Глава пятаяЯзыческое наследство
Языческое наследие многомерно и многопланово. Оно выражает и отражает глубину народной памяти, впитавшей в себя опыт тысячелетий борьбы человека за выживание в тяжелых природно-климатических условиях и выдающийся подвиг наших предков, построивших уникальную и самобытную цивилизацию, где все достижения доставались потом и кровью, огромными трудозатратами, несгибаемой волей и самоотверженностью. При этом наши предки шаг за шагом восходили к подлинной человечности с одухотворенной культурой, ярким, сочным, эмоционально-насыщенным языком, ценностями человеческих взаимоотношений, общих взглядов на мир, жизнь, род, семью, а впоследствии и Родину.
Будущая соборность, как фундамент жизни православных христиан, рождалась в глубине языческих мировоззрений. Язычество стало платформой духовной культуры дохристианской Руси. Несмотря на различия в культах и обрядах семей, общин и племен, сложились общие сущностные черты славянского язычества – обожествление природы, освящение труда и незыблемость коллективного образа жизни. Практически все главные языческие культы и обряды были связаны с земледельческими сезонами и сельскохозяйственными работами, обращениями к высшим силам с просьбами благословить труд, чтобы он не оказался тщетным. Это была своеобразная поэтика труда, облеченная в форму народного обряда.
Крупнейший филолог и историк А.Н. Веселовский писал, что поэзия изначально складывалась на коллективных началах – через хоровые песни, сопровождавшиеся ритуальными танцами с выразительной мимикой. Тон обряду задавал музыкальный ритм, а слово играло вспомогательную роль[104]. Наши предки практически в художественной форме выражали свои просьбы, потребности и чаяния, адресованные к богам. Это была своеобразная символика трудовой и коллективной жизни, выражение «коллективной эмоциональности». Затем из хора выделилась лирико-эпическая песня, посвященная легендарным преданиям и реальным событиям в жизни родов, семей и племен.

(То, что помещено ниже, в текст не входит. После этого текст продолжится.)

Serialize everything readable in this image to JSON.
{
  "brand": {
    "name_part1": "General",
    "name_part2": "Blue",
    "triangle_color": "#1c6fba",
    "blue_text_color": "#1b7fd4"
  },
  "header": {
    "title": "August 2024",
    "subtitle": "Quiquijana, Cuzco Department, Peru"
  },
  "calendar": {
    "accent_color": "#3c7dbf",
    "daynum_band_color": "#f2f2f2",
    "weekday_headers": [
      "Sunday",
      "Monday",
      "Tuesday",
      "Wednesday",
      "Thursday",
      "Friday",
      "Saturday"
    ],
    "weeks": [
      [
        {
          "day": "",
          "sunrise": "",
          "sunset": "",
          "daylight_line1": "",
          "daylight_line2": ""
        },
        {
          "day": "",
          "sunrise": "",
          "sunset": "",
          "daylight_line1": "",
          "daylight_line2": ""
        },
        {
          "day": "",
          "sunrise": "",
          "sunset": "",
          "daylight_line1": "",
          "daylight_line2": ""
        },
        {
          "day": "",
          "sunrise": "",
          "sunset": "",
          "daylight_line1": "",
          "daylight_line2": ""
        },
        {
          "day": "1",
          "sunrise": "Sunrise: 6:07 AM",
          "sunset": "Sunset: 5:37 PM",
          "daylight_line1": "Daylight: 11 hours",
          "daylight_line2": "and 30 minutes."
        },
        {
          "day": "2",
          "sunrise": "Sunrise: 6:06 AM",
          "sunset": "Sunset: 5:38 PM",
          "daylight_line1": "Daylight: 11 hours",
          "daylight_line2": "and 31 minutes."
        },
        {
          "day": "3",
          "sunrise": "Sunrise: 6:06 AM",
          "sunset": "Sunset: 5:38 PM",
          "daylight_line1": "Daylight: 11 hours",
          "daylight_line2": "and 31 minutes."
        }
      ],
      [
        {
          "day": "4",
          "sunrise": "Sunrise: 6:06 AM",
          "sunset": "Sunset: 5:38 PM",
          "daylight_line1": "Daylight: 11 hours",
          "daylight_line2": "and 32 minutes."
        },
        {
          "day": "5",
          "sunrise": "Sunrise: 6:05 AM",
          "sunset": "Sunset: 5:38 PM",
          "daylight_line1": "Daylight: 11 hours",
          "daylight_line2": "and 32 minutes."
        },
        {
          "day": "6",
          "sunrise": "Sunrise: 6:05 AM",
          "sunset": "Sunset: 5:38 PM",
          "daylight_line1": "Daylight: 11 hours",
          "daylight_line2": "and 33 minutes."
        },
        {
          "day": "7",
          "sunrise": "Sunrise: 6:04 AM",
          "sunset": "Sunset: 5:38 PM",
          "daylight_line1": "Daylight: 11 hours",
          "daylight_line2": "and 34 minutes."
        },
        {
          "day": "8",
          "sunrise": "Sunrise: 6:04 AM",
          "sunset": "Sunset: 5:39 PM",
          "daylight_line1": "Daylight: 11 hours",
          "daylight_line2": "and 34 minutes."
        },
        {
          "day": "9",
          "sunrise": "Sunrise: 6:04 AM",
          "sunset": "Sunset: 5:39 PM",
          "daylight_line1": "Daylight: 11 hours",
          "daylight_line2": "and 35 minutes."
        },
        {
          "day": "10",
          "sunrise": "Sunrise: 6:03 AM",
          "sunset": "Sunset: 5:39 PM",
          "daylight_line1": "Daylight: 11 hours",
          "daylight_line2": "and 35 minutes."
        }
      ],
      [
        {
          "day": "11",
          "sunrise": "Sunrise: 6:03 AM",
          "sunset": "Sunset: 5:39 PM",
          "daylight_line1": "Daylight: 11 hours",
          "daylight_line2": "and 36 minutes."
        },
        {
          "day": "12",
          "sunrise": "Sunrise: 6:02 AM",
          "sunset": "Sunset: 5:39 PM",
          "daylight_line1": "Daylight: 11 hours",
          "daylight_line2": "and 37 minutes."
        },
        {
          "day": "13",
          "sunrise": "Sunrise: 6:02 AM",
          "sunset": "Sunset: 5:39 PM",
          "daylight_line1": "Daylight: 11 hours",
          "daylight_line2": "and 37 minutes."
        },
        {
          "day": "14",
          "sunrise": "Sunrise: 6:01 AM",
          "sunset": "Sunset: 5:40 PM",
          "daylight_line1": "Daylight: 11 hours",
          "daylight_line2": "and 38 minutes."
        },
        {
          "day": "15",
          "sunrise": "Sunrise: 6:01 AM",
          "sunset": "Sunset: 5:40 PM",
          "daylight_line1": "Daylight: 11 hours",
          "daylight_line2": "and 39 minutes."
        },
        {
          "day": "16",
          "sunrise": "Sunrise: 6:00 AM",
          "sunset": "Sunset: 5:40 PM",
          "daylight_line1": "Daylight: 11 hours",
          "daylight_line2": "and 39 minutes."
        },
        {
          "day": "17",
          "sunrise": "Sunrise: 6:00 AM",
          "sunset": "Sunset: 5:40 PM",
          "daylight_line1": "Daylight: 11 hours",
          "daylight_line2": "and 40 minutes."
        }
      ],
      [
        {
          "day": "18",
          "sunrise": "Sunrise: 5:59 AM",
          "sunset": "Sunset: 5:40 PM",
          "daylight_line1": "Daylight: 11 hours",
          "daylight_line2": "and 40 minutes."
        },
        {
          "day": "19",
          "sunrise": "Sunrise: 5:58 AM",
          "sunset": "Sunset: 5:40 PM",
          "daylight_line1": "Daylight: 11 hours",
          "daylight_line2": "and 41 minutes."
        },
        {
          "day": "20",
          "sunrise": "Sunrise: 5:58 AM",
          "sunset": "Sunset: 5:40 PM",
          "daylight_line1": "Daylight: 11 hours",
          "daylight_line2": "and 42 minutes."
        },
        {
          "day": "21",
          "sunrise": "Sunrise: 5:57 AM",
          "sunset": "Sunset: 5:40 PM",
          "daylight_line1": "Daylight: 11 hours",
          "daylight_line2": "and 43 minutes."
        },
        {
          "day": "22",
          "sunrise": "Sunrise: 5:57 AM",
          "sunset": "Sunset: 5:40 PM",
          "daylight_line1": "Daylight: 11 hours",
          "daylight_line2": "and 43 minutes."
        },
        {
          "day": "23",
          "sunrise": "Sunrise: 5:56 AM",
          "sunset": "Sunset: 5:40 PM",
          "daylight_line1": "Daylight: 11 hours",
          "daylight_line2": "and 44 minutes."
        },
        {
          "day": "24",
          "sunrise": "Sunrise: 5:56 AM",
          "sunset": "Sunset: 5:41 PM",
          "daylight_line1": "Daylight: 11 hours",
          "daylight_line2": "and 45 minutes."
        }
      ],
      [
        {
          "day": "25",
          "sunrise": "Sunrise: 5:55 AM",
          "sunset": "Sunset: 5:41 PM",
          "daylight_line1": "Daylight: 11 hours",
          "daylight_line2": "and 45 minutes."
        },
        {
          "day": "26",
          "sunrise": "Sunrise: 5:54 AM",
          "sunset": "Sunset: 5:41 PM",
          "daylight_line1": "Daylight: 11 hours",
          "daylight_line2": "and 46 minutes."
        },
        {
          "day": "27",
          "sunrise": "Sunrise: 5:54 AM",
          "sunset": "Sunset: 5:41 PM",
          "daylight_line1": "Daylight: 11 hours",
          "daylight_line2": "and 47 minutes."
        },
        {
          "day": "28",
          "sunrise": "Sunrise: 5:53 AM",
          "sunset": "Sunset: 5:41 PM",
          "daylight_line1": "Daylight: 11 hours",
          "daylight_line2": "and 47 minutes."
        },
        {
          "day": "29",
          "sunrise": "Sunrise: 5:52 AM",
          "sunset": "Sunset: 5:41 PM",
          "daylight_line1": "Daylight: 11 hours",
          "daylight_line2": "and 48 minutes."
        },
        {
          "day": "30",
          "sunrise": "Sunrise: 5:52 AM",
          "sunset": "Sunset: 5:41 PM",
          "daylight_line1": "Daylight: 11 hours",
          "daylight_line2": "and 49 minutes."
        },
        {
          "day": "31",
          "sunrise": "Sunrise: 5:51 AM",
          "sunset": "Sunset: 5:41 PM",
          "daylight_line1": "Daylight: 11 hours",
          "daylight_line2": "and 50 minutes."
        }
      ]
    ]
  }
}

Поэзия – родная дочь обрядовых, культовых и хоровых песен, когда выраженные в них желания и просьбы все больше облекались в поэтическую форму. Драма, как полагал А.Н. Веселовский, также родом из коллективных магических плясок и связанной с ними мимики. Веселовский различает понятия обряда и культа. Последний предполагает определенные представления о богах и мире. Это своего рода философский взгляд на бытие и место человека в нем. Со временем культ «переходил в ведение профессиональных людей, жрецов»[105].
Обряд – сфера религиозных действий семьи и рода, базирующихся на традициях передачи религиозного и иного опыта от поколения к поколению. В силу этого обрядовая сторона язычества оказалась удивительно жизнестойкой и во многом дошла до наших дней. Именно обряд непосредственно связан с насущными нуждами человека, стойко привязан к его труду, к циклам сельскохозяйственных работ.